An analysis that corrected for differences in implementation found that the two main trials of prostate cancer screening in Europe and the United States both show a reduction in prostate cancer mortality with screening. In the study’s primary analysis, the European trial found a reduction, while the US trial did not.
The US.Preventive Services Task Force (USPSTF) determined in 2012 that there is “very low probability of preventing a death from prostate cancer in the long term” using PSA screening. “Since then, rates of PSA screening and prostate cancer incidence have decreased significantly in the United States,” wrote study authors led by Alex Tsodikov, PhD, of the University of Michigan in Ann Arbor.
That recommendation relied on results of the European Randomized Study of Screening for Prostate Cancer (ERSPC) and of the Prostate, Lung, Colorectal, and Ovarian Cancer Screening Trial (PLCO). The former found a reduction in prostate cancer mortality, while the latter did not. However, they used slightly different screening programs, including a shorter screening interval in the PLCO (1 year vs every 2 to 4 years) and a higher PSA threshold for biopsy referral.
To reconcile those differences, investigators conducted an analysis of the trials using a method known as mean lead times (MLTs). This is generally defined as the average time by which a diagnosis is advanced with screening, relative to the date of diagnosis without any screening. For this study, they restricted that analysis to a certain follow-up period (11 years). The results were published online ahead of print in Annals of Internal Medicine.

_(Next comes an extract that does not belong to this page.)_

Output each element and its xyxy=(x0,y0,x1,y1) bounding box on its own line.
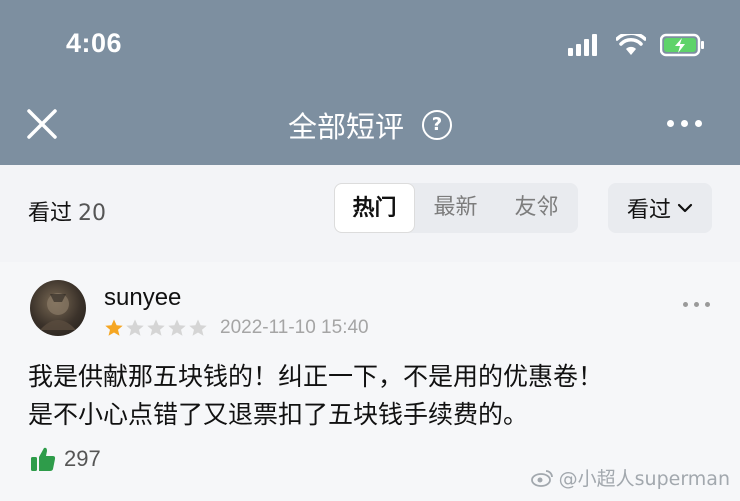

The analysis included 72,473 screening patients in the ERSPC, and 88,921 control patients; and 38,340 screening patients in the PLCO, and 38,343 control patients. The intervention groups in the two trials had similar MLTs, but the PLCO control patients had longer MLTs, reflecting “contamination” due to a more intensive screening setting.

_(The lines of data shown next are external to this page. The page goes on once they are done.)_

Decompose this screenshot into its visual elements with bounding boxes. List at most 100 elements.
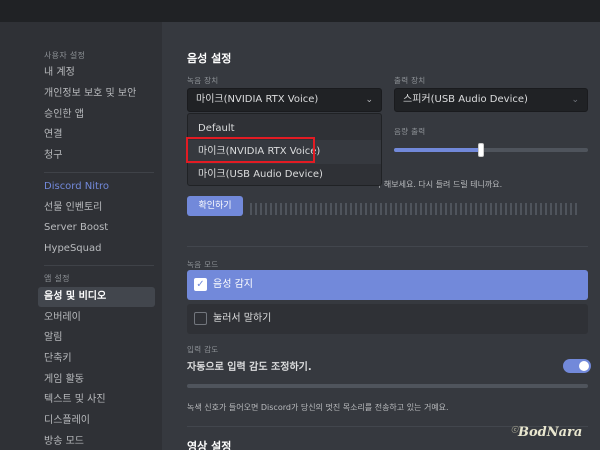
watermark-text: BodNara [518,425,583,440]
meter-tick [280,203,282,215]
meter-tick [485,203,487,215]
sidebar-item-server-boost[interactable]: Server Boost [38,218,155,238]
sidebar-item-billing[interactable]: 청구 [38,146,155,166]
section-app-settings: 앱 설정 [44,274,70,283]
mode-voice-activity[interactable]: ✓ 음성 감지 [187,270,588,300]
meter-tick [300,203,302,215]
output-volume-knob[interactable] [478,143,485,157]
sidebar-item-notifications[interactable]: 알림 [38,328,155,348]
meter-tick [540,203,542,215]
meter-tick [375,203,377,215]
meter-tick [365,203,367,215]
section-user-settings: 사용자 설정 [44,51,86,60]
title-bar [0,0,600,22]
bodnara-logo: ⓒBodNara [511,425,582,440]
mode-push-to-talk[interactable]: 눌러서 말하기 [187,304,588,334]
meter-tick [320,203,322,215]
meter-tick [345,203,347,215]
meter-tick [275,203,277,215]
sidebar-item-authorized-apps[interactable]: 승인한 앱 [38,105,155,125]
sidebar-item-my-account[interactable]: 내 계정 [38,63,155,83]
mode-push-to-talk-label: 눌러서 말하기 [213,313,272,324]
sidebar-item-keybinds[interactable]: 단축키 [38,349,155,369]
output-device-value: 스피커(USB Audio Device) [403,94,528,105]
chevron-down-icon: ⌄ [571,95,579,105]
sidebar-item-hypesquad[interactable]: HypeSquad [38,239,155,259]
meter-tick [350,203,352,215]
check-button[interactable]: 확인하기 [187,196,243,216]
sidebar-item-text-images[interactable]: 텍스트 및 사진 [38,390,155,410]
meter-tick [405,203,407,215]
meter-tick [460,203,462,215]
input-mode-label: 녹음 모드 [187,260,219,269]
meter-tick [390,203,392,215]
meter-tick [360,203,362,215]
meter-tick [495,203,497,215]
meter-tick [310,203,312,215]
meter-tick [340,203,342,215]
sidebar-item-appearance[interactable]: 디스플레이 [38,411,155,431]
meter-tick [530,203,532,215]
sidebar-item-connections[interactable]: 연결 [38,125,155,145]
meter-tick [550,203,552,215]
meter-tick [470,203,472,215]
video-settings-title: 영상 설정 [187,440,232,450]
output-volume-fill [394,148,482,152]
checkbox-icon [194,312,207,325]
meter-tick [270,203,272,215]
meter-tick [420,203,422,215]
meter-tick [510,203,512,215]
mode-voice-activity-label: 음성 감지 [213,279,253,290]
output-device-label: 출력 장치 [394,76,426,85]
meter-tick [370,203,372,215]
meter-tick [335,203,337,215]
meter-tick [445,203,447,215]
meter-tick [545,203,547,215]
settings-sidebar: 사용자 설정 내 계정 개인정보 보호 및 보안 승인한 앱 연결 청구 Dis… [0,22,162,450]
settings-content: 음성 설정 녹음 장치 마이크(NVIDIA RTX Voice) ⌄ 출력 장… [162,22,600,450]
sidebar-item-gift-inventory[interactable]: 선물 인벤토리 [38,198,155,218]
meter-tick [440,203,442,215]
sidebar-item-overlay[interactable]: 오버레이 [38,308,155,328]
sidebar-item-nitro[interactable]: Discord Nitro [38,177,155,197]
meter-tick [290,203,292,215]
meter-tick [325,203,327,215]
meter-tick [400,203,402,215]
meter-tick [560,203,562,215]
meter-tick [450,203,452,215]
meter-tick [355,203,357,215]
meter-tick [455,203,457,215]
output-device-select[interactable]: 스피커(USB Audio Device) ⌄ [394,88,588,112]
mic-test-description: 나 해보세요. 다시 들려 드릴 테니까요. [374,180,503,189]
chevron-up-icon: ⌄ [365,95,373,105]
meter-tick [430,203,432,215]
meter-tick [415,203,417,215]
meter-tick [575,203,577,215]
dropdown-option-usb-mic[interactable]: 마이크(USB Audio Device) [188,163,381,187]
sidebar-divider [44,172,154,173]
input-device-select[interactable]: 마이크(NVIDIA RTX Voice) ⌄ [187,88,382,112]
meter-tick [480,203,482,215]
meter-tick [285,203,287,215]
meter-tick [260,203,262,215]
auto-sensitivity-text: 자동으로 입력 감도 조정하기. [187,362,312,373]
sensitivity-bar [187,384,588,388]
meter-tick [385,203,387,215]
mic-level-meter [250,200,580,215]
meter-tick [490,203,492,215]
auto-sensitivity-toggle[interactable] [563,359,591,373]
sidebar-item-game-activity[interactable]: 게임 활동 [38,370,155,390]
sidebar-item-streamer-mode[interactable]: 방송 모드 [38,432,155,450]
meter-tick [265,203,267,215]
meter-tick [330,203,332,215]
sidebar-item-privacy[interactable]: 개인정보 보호 및 보안 [38,84,155,104]
sensitivity-hint: 녹색 신호가 들어오면 Discord가 당신의 멋진 목소리를 전송하고 있는… [187,403,449,412]
meter-tick [380,203,382,215]
meter-tick [475,203,477,215]
section-divider [187,246,588,247]
output-volume-slider[interactable] [394,148,588,152]
meter-tick [395,203,397,215]
meter-tick [505,203,507,215]
meter-tick [435,203,437,215]
sidebar-item-voice-video[interactable]: 음성 및 비디오 [38,287,155,307]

An extended analysis that accounted for MLTs found no evidence for different effects of screening on mortality between the trials (P for interaction = .37 to .47 [range across estimation approaches]). A longer MLT was significantly associated with a lower risk for prostate cancer death.
Each year of MLT was associated with a 7% to 9% reduction in the risk of prostate cancer death. Over the full 11 years of follow-up, this would translate to a reduction in the expected risk for prostate cancer death of 25% to 31% in the ERSPC setting, and 27% to 32% in the PLCO setting.

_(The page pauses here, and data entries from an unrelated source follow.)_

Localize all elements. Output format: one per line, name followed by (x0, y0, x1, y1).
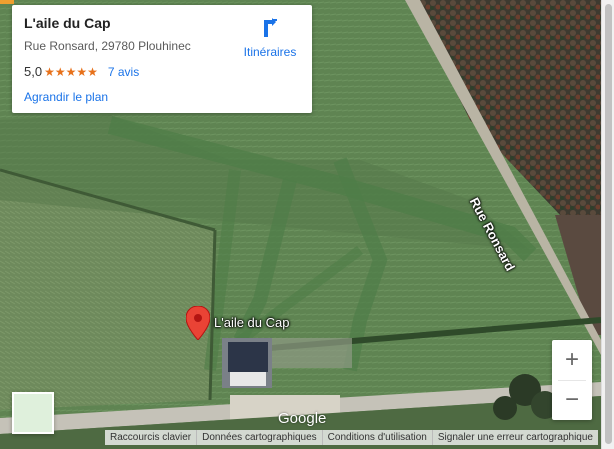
place-info-card: L'aile du Cap Rue Ronsard, 29780 Plouhin… (12, 5, 312, 113)
report-error-link[interactable]: Signaler une erreur cartographique (431, 430, 598, 445)
scrollbar[interactable] (601, 0, 614, 449)
map-marker-icon[interactable] (186, 306, 210, 340)
rating-value: 5,0 (24, 64, 43, 79)
directions-button[interactable]: Itinéraires (240, 17, 300, 59)
rating-row: 5,0 ★★★★★ 7 avis (24, 64, 139, 79)
enlarge-map-link[interactable]: Agrandir le plan (24, 90, 108, 104)
place-title: L'aile du Cap (24, 15, 111, 31)
google-logo: Google (278, 410, 327, 427)
directions-icon (264, 18, 277, 37)
zoom-controls: + − (552, 340, 592, 420)
map-type-toggle[interactable] (12, 392, 54, 434)
zoom-in-button[interactable]: + (552, 340, 592, 380)
map-data-link[interactable]: Données cartographiques (196, 430, 322, 445)
terms-link[interactable]: Conditions d'utilisation (321, 430, 432, 445)
marker-label[interactable]: L'aile du Cap (214, 315, 289, 330)
accent-corner (0, 0, 14, 4)
place-address: Rue Ronsard, 29780 Plouhinec (24, 39, 191, 53)
zoom-out-button[interactable]: − (552, 380, 592, 420)
reviews-link[interactable]: 7 avis (108, 65, 139, 79)
keyboard-shortcuts-link[interactable]: Raccourcis clavier (105, 430, 196, 445)
directions-label: Itinéraires (243, 45, 297, 59)
map-footer: Raccourcis clavier Données cartographiqu… (105, 430, 598, 445)
rating-stars-icon: ★★★★★ (44, 64, 98, 79)
scrollbar-thumb[interactable] (605, 4, 612, 444)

In an accompanying editorial, Andrew J. Vickers, PhD, of Memorial Sloan Kettering Cancer Center in New York, wrote that this study should “finally put to rest” the question of whether screening with PSA testing actually reduces prostate cancer mortality. This does not, however, suggest that debate over best screening practices is over.
“PSA-based screening does reduce prostate cancer mortality, but whether this benefit outweighs the harms of overdiagnosis and overtreatment depends on how screening is implemented,” he wrote. “Unfortunately, the way screening has been implemented in the United States leaves much to be desired.” He suggested several changes to screening practices, including avoiding screening in older men who are unlikely to derive benefit from it, restricting biopsy to those who screen positive and are at high risk for aggressive disease, among other ideas.
“The controversy about PSA-based screening should no longer be whether it can do good but whether we can change our behavior so that it does more good than harm,” he wrote.